The development metrics by the major commercial real estate brokerages suggest a boom is ahead for new industrial warehouse development due to e-commerce. Demand still exceeds supply resulting in another 800,000 to 1 billion square feet of new development across the U.S. over the next three years.
With the double-digit annual growth rates for online retail, highways and interstates are too one-dimensional to meet the needs of an online economy. A new type of multimodal supply chain including ports, rail and intermodal will define the logistics infrastructure.
However, reliance on the federal government to fund LI for port projects, rail, intermodal or needed supply chain components is too lottery-like a strategy to fund our economy’s circulation system, the researchers indicate.
“Of the billions of dollars available annually to fund our ports and inland waterways via the Harbor Maintenance Trust Fund, only 10 percent of yearly balances are distributed to ports,” according to the paper.

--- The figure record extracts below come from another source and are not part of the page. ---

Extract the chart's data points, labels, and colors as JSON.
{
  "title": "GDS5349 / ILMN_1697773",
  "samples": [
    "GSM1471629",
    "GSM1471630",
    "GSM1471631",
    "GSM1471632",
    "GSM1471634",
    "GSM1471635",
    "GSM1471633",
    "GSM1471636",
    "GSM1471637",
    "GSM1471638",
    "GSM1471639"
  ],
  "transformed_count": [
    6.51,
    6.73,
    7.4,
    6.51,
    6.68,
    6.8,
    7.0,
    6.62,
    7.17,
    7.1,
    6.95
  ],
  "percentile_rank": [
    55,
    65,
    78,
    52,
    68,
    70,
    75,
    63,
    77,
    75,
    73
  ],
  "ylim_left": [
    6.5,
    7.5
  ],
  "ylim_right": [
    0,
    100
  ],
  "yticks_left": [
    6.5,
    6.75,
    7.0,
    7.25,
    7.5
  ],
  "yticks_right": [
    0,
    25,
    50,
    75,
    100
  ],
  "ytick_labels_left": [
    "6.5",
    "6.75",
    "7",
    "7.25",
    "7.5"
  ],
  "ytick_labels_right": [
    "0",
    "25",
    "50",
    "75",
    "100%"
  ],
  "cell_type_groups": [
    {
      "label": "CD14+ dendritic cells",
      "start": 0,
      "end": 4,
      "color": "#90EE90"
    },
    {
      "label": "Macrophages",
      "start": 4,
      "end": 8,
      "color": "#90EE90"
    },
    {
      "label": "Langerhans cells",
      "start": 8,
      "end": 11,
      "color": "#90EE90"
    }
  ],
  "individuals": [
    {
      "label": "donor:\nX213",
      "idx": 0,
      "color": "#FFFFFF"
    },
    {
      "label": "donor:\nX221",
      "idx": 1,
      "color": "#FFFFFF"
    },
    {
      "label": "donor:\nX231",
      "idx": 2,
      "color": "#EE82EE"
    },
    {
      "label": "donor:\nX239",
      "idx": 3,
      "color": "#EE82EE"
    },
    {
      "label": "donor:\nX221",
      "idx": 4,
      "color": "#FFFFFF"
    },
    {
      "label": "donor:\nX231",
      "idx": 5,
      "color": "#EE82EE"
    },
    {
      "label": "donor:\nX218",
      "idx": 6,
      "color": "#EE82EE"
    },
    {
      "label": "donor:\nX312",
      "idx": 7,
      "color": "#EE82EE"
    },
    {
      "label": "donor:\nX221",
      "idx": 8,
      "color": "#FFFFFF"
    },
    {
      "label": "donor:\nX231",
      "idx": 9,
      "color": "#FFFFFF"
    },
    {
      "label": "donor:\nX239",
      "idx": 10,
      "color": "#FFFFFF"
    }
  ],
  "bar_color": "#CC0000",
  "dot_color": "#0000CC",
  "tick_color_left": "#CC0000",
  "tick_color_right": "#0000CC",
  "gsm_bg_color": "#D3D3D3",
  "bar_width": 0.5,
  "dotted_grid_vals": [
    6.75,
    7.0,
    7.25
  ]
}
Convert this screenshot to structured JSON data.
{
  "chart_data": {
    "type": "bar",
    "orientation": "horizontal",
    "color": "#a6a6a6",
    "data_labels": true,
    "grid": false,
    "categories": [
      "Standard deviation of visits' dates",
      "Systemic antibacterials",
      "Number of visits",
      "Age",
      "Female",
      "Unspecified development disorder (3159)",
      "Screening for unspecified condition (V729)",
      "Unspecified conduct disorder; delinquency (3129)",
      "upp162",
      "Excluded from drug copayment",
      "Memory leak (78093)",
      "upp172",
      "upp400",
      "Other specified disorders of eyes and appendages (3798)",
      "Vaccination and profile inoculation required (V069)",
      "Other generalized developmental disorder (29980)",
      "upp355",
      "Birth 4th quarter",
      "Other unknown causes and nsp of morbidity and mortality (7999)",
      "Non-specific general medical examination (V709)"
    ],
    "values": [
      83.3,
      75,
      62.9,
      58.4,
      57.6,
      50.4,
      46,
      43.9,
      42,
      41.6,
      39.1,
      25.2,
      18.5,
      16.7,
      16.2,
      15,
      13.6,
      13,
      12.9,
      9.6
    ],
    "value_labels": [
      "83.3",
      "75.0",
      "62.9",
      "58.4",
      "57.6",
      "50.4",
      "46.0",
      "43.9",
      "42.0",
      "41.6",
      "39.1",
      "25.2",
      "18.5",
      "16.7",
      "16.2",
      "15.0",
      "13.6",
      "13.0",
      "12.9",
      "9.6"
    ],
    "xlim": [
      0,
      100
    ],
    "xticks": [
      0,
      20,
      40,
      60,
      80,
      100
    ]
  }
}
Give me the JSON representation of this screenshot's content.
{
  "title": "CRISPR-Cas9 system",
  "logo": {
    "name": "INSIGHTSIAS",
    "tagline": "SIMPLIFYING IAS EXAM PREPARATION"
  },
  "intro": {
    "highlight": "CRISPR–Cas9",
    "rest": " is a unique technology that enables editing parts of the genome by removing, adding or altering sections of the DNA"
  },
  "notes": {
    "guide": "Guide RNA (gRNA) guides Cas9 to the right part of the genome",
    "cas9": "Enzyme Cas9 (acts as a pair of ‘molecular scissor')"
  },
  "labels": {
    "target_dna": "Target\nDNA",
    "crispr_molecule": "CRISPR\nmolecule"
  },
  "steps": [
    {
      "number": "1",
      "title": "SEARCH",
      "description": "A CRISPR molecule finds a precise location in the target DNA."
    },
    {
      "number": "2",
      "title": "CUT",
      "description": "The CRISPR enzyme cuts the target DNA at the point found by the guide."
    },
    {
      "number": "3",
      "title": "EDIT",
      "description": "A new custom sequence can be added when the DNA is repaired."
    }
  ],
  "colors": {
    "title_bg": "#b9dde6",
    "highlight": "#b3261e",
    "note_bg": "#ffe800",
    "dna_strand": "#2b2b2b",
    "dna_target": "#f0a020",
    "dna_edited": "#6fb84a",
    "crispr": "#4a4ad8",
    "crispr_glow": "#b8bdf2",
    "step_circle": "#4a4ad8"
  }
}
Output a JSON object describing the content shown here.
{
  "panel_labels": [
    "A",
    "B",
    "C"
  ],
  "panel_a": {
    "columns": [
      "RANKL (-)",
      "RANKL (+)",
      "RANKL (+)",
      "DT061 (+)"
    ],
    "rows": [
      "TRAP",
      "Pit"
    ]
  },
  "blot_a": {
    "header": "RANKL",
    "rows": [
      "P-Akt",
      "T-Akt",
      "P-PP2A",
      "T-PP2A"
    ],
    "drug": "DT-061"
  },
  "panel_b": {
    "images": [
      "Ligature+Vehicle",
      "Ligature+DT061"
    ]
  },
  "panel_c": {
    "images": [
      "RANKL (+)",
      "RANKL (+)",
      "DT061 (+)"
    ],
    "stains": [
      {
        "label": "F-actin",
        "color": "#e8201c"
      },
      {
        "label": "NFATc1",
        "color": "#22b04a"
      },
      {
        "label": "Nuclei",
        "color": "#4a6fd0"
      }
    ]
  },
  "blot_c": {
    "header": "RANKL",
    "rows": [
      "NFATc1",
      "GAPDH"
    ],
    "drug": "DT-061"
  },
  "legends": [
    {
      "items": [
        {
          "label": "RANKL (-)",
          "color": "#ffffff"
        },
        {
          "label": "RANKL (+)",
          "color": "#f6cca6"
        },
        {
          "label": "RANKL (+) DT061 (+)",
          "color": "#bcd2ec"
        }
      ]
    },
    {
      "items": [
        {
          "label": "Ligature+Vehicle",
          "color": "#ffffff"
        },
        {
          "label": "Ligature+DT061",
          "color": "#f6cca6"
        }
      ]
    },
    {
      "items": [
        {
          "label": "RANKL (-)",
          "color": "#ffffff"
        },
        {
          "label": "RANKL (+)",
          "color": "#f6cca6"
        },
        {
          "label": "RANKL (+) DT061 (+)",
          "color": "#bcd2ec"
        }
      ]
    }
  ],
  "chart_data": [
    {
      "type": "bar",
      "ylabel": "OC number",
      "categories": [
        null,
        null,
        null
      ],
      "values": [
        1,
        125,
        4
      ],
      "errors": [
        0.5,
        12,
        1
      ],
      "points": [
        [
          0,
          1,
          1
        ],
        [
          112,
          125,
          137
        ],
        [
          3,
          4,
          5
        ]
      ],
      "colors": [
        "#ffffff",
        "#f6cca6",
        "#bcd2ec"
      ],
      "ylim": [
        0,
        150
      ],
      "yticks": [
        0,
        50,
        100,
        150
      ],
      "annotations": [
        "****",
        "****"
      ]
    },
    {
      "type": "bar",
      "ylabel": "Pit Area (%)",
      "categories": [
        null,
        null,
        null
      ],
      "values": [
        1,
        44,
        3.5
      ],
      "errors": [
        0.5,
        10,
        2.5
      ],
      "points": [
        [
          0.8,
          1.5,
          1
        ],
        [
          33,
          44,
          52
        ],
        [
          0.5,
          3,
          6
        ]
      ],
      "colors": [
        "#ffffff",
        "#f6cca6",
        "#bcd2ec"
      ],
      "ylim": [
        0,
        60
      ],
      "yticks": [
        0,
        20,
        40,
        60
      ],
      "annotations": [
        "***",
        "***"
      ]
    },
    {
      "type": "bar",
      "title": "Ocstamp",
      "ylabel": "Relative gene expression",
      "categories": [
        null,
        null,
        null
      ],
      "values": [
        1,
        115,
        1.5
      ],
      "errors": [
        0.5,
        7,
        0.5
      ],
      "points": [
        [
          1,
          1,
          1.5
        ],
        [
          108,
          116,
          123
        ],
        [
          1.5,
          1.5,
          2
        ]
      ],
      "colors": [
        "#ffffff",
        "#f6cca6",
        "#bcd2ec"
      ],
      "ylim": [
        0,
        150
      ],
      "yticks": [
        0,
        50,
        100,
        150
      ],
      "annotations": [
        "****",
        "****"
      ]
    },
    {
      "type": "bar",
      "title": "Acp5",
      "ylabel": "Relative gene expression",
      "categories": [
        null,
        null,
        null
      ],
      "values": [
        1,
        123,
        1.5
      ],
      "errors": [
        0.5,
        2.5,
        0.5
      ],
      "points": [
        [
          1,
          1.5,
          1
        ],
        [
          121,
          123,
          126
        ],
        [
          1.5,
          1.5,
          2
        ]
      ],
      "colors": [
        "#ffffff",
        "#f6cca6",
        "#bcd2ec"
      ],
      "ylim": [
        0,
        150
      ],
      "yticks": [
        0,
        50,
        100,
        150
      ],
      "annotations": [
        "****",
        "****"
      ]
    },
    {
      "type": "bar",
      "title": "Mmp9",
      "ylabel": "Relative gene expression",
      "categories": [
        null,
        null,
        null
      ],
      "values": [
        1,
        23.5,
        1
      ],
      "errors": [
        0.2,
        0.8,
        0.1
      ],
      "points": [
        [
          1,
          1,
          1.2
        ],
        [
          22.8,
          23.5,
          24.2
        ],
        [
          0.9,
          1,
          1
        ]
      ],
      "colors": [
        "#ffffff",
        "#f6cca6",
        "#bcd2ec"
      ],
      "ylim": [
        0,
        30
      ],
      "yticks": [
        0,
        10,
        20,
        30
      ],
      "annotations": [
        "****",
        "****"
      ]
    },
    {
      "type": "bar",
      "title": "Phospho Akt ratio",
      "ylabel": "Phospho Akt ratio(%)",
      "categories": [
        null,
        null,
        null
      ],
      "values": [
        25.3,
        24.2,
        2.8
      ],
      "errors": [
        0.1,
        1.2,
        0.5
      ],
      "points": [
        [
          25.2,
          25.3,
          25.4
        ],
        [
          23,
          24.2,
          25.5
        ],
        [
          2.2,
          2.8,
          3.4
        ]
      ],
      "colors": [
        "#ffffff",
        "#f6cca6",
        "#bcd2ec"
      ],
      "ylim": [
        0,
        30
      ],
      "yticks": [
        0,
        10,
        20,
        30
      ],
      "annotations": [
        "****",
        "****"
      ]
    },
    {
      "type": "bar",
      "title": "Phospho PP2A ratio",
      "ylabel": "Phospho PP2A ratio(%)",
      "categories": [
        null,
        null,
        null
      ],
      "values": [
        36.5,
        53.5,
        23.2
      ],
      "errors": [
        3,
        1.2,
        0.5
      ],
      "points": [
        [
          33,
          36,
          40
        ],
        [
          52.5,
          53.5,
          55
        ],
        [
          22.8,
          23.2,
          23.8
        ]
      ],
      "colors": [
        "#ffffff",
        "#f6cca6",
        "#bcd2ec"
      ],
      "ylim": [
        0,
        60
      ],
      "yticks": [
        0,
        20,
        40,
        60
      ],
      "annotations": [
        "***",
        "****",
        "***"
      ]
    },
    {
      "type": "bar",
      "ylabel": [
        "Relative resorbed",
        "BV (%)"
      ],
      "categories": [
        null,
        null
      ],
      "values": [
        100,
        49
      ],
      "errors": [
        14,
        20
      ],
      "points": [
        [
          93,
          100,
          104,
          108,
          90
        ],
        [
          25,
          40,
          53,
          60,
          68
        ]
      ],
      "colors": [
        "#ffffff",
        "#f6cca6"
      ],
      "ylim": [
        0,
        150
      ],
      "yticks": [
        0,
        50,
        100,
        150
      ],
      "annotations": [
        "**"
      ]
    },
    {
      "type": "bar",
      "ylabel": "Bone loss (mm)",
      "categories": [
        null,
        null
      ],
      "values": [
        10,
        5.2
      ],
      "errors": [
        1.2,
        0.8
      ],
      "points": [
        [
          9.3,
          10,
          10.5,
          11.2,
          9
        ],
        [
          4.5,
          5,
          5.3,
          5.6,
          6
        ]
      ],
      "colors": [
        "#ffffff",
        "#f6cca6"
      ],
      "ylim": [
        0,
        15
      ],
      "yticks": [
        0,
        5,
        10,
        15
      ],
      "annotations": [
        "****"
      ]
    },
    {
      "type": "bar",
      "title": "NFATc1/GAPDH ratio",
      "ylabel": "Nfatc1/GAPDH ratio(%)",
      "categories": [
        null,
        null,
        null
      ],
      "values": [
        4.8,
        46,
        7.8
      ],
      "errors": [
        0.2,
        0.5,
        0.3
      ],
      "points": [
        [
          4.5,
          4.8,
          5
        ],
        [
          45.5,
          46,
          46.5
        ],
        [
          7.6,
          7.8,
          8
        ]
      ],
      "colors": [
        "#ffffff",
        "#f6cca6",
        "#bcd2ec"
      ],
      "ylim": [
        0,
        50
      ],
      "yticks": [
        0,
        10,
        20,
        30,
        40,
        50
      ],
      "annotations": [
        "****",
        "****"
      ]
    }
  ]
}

States are on their own to invest in a modern logistics infrastructure. As the capital for logistics infrastructure investment moves toward ports that have diversified from principally bulk cargo, the time has come, the researchers said, to rank our North American ports based on a more dynamic method than the current single variable of 20-foot equivalent unit container count.
Conway and Norton recommend a new model incorporating factors like port depth, Class I rail connectivity, number of PPMX Gantry Cranes, and usage by shipping alliances.
A preview of the paper can be viewed on the ACRE website. The full 60-page paper is also available for purchase on the site.
This paper is the first in an annual series from ACRE on topics that impact Alabama’s real estate industry at large and the broader Southeastern region of the United States, including the vitally important Gulf Coast.